I have X.intermedia they have always been in the dream spider category for me and I got lucky and my dream of owning them came true. I find them fascinating tarantulas . A bit defensive but for the most part easy going.  I keep mine with deep sub and cork hides, plastic plants and always a large water dish. They like it on the humid side. In my experience slings to Juvenal till about 3-4 inch is burrowing stage. Once they get large they don't dig much but will instead use cork hides. They do however poses some pretty serious hairs that they don't hesitate to use if disturbed too much. I would have many more if I could find them lol.

Reactions: Like 2


----------



## EDED (Dec 8, 2015)

^^^good info

to add 
I think I got all the hair from poor choice for container.

If you can get a side sliding door type or whatever you can think of that will disturb the spider least then you wont have the spider freaking out each time opening the lid and kicking hair. 

sp. blue is nice. I kept one female and sold a pair

they can tolerate warm temp and cooler temp too.  
They are always moving stuff around the container.  Maybe its just mine hating the set up I provided haha

Reactions: Like 2


----------



## Exoskeleton Invertebrates (Dec 8, 2015)

Just shipped out my adult female today to her new owner.

Reactions: Like 3


----------



## SpiderDad61 (Dec 8, 2015)

Exoskeleton Invertebrates said:


> Just shipped out my adult female today to her new owner.
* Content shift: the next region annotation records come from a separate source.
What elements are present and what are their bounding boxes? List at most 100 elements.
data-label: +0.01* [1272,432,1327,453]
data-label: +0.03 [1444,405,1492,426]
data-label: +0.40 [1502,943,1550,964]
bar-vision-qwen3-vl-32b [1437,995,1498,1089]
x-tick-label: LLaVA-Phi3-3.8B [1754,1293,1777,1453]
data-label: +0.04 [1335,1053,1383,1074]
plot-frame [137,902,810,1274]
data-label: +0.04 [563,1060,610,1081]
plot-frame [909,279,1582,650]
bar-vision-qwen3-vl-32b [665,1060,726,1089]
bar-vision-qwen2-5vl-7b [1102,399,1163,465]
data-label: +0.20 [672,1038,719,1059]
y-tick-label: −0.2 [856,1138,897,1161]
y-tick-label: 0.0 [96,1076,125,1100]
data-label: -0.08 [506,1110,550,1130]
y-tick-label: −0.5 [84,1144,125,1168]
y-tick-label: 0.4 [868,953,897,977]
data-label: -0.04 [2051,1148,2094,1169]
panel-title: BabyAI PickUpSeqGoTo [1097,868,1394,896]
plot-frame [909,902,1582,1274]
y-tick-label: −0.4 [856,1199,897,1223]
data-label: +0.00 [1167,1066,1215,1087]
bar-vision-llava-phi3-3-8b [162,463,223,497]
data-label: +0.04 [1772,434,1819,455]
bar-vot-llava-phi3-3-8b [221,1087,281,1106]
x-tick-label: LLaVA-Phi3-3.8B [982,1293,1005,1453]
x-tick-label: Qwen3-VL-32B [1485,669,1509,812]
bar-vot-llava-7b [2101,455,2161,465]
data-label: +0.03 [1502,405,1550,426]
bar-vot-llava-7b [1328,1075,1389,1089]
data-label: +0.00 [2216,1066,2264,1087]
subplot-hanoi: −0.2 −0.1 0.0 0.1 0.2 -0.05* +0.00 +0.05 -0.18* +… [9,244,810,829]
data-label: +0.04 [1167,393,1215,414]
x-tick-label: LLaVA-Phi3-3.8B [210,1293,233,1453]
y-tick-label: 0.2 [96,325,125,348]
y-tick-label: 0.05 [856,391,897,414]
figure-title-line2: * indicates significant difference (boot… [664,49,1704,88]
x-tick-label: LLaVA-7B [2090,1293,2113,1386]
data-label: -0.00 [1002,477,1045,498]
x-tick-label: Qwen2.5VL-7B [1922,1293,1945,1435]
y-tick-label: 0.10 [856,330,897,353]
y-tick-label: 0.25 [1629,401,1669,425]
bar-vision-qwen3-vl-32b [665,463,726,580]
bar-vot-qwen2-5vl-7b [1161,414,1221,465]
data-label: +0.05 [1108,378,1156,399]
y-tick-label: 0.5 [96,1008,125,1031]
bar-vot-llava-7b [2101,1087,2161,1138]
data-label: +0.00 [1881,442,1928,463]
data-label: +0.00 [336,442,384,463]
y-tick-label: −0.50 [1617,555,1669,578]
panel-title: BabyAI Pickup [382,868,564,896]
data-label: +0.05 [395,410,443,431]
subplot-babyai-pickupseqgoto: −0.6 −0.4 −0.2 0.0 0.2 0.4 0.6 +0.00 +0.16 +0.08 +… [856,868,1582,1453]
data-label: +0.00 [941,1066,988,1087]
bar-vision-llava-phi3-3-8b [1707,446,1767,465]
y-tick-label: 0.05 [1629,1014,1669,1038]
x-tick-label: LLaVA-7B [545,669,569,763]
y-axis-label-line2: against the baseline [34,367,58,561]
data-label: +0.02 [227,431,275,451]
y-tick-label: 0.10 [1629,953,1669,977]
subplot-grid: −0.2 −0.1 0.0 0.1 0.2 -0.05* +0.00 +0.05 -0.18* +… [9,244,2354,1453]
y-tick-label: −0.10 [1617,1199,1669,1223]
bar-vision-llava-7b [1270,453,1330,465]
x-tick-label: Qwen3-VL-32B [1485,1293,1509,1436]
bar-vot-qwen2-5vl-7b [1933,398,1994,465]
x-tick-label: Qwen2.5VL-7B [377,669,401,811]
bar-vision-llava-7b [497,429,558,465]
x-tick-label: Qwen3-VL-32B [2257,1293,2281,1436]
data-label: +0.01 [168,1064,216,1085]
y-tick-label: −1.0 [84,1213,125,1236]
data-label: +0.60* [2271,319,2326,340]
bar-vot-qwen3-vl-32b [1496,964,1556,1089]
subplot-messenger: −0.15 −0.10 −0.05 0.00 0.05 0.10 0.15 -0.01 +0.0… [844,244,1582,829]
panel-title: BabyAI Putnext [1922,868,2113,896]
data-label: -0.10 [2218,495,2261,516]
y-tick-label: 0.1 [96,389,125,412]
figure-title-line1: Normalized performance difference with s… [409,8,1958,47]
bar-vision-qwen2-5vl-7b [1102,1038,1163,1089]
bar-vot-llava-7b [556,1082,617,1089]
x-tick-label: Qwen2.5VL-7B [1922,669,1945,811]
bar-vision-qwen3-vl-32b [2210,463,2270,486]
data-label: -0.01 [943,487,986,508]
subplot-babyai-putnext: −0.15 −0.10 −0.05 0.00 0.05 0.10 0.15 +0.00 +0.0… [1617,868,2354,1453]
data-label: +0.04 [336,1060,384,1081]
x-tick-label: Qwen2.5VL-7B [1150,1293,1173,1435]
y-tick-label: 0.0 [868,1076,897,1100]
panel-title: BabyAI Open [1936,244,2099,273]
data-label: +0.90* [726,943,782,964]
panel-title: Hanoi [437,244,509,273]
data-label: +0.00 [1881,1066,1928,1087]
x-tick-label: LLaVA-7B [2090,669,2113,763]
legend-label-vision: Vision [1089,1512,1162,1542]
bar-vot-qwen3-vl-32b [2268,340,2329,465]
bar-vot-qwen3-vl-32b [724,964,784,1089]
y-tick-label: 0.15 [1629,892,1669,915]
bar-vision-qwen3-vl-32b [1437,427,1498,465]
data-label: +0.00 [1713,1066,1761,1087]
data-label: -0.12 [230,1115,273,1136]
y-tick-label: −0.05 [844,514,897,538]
Holy crap, she's a beauty!!!!! Have any more? Any slings? I want one baaad


----------



## Exoskeleton Invertebrates (Dec 8, 2015)

SpiderDad61 said:


> Holy crap, she's a beauty!!!!! Have any more? Any slings? I want one baaad


 No I do not have another. This female is no longer mine but she is suppose to come back to me as soon as the immature male molts. The immature male is owned by a friend of mine. 
The new owner knows someone with a mature male that he will try to pair with first.

---------- Post added 12-08-2015 at 09:52 PM ----------




Blue Jaye said:


> I have X.intermedia they have always been in the dream spider category for me and I got lucky and my dream of owning them came true. I find them fascinating tarantulas . A bit defensive but for the most part easy going.  I keep mine with deep sub and cork hides, plastic plants and always a large water dish. They like it on the humid side. In my experience slings to Juvenal till about 3-4 inch is burrowing stage. Once they get large they don't dig much but will instead use cork hides. They do however poses some pretty serious hairs that they don't hesitate to use if disturbed too much. I would have many more if I could find them lol.


 You know I'll be honest with you back in 2004 I had a adult female immanis during that time I thought since they came from a tropical region that I needed to keep them humid, this was a bad idea. She did not last a year with me. As slings and juvies I do agree to keep them humid but I was told that they do better on the dry side. So far by me keeping X. immanis, intermedia, X. sp. "White" and X. sp. "Blue" has done extremely well on the dry side. 
The only other time I keep them humid is when they are about to molt regardless of the size that they are at.

---------- Post added 12-08-2015 at 10:24 PM ----------

Here is my Xenesthis sp. "White". The substrate has a little wet do to spilling water. Ever since it was a baby it has had a regenerating leg problem. The last molt resulted with the patella of the leg sitting in the grown instead of upwards like it normally should.







---------- Post added 12-08-2015 at 10:26 PM ----------

Here is my Xenesthis intermedia. As you can see the substrate is completely dry


----------



## KatOrr (Jan 16, 2016)

My Skittles. Had another molt after this pic. Much more leggier. I suspect male but hasn't given me the opportunity to grab the molt. If it is male, I will be selling him. Will be put to good use

Reactions: Like 1


----------